Progressive healthcare activist Ady Barkan, best known for his work in support of Medicare for All, in the trailer for “Not Going Quietly,” a 2021 documentary about his life and work. Barkan was diagnosed in 2016 with amyotrophic lateral sclerosis, also known as A.L.S. or Lou Gehrig’s disease. He died Wednesday at age 39.

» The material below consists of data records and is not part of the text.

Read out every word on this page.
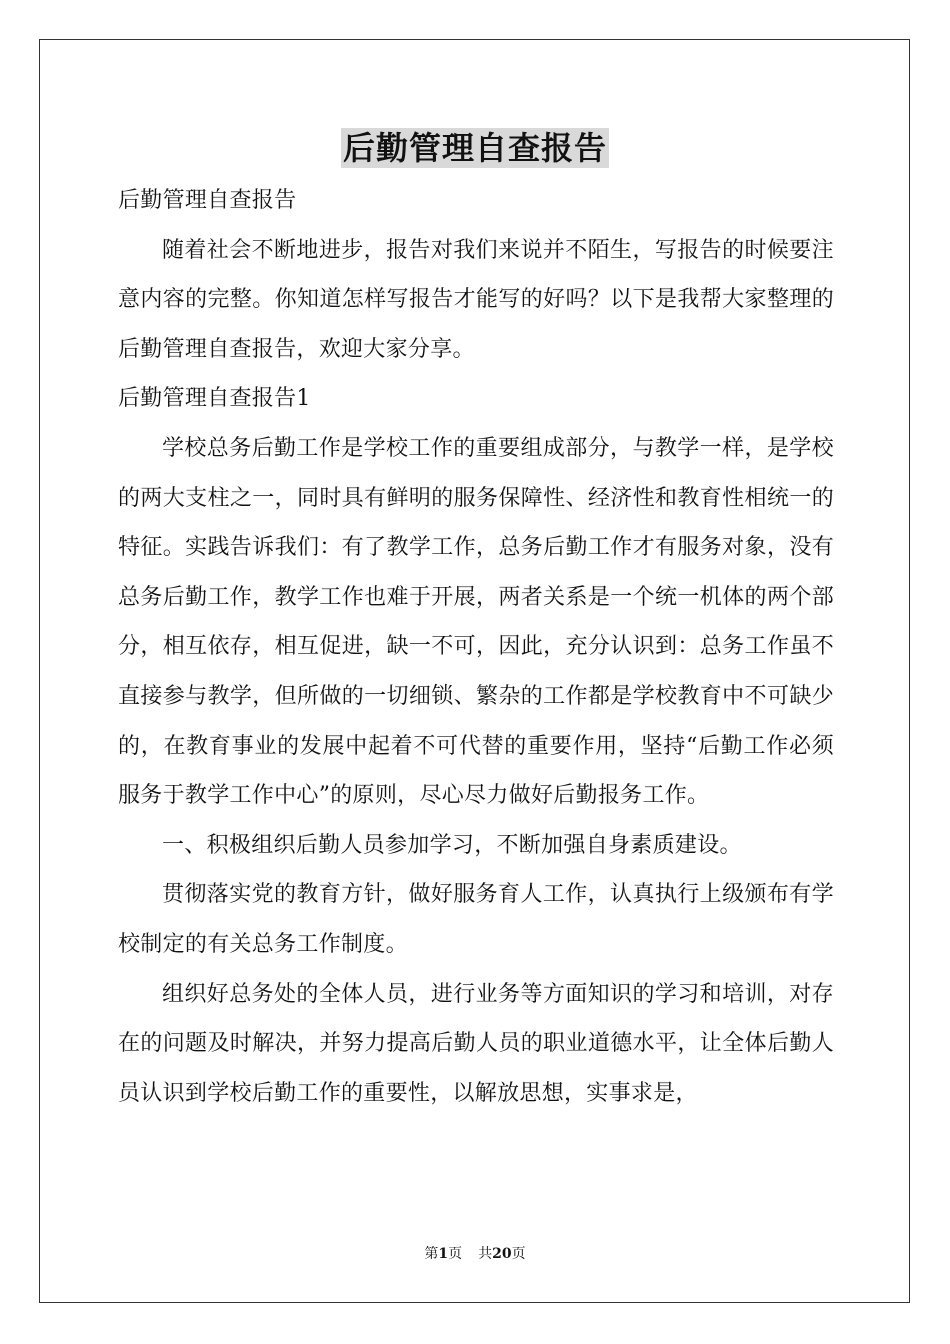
后勤管理自查报告

后勤管理自查报告

随着社会不断地进步，报告对我们来说并不陌生，写报告的时候要注意内容的完整。你知道怎样写报告才能写的好吗？以下是我帮大家整理的后勤管理自查报告，欢迎大家分享。

后勤管理自查报告1

学校总务后勤工作是学校工作的重要组成部分，与教学一样，是学校的两大支柱之一，同时具有鲜明的服务保障性、经济性和教育性相统一的特征。实践告诉我们：有了教学工作，总务后勤工作才有服务对象，没有总务后勤工作，教学工作也难于开展，两者关系是一个统一机体的两个部分，相互依存，相互促进，缺一不可，因此，充分认识到：总务工作虽不直接参与教学，但所做的一切细锁、繁杂的工作都是学校教育中不可缺少的，在教育事业的发展中起着不可代替的重要作用，坚持“后勤工作必须服务于教学工作中心”的原则，尽心尽力做好后勤报务工作。

一、积极组织后勤人员参加学习，不断加强自身素质建设。

贯彻落实党的教育方针，做好服务育人工作，认真执行上级颁布有学校制定的有关总务工作制度。

组织好总务处的全体人员，进行业务等方面知识的学习和培训，对存在的问题及时解决，并努力提高后勤人员的职业道德水平，让全体后勤人员认识到学校后勤工作的重要性，以解放思想，实事求是，

第1页 共20页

Former House Speaker Nancy Pelosi remembered Barkan as a champion for progressive change. “Everyone who had the honor of being with Ady knew that we were in the presence of greatness: a relentless organizer and beloved leader with indomitable courage,” she said in a statement. “Ady united a diverse coalition to organize for progressive change – rallying millions of Americans to defend hard-won protections for persons with disabilities and for patients’ rights, and to expand access to quality health care for all. Ady advanced the simple but essential truth that health care is a right, not a privilege. Even in his last days, he was fighting to expand Medicare and home care.”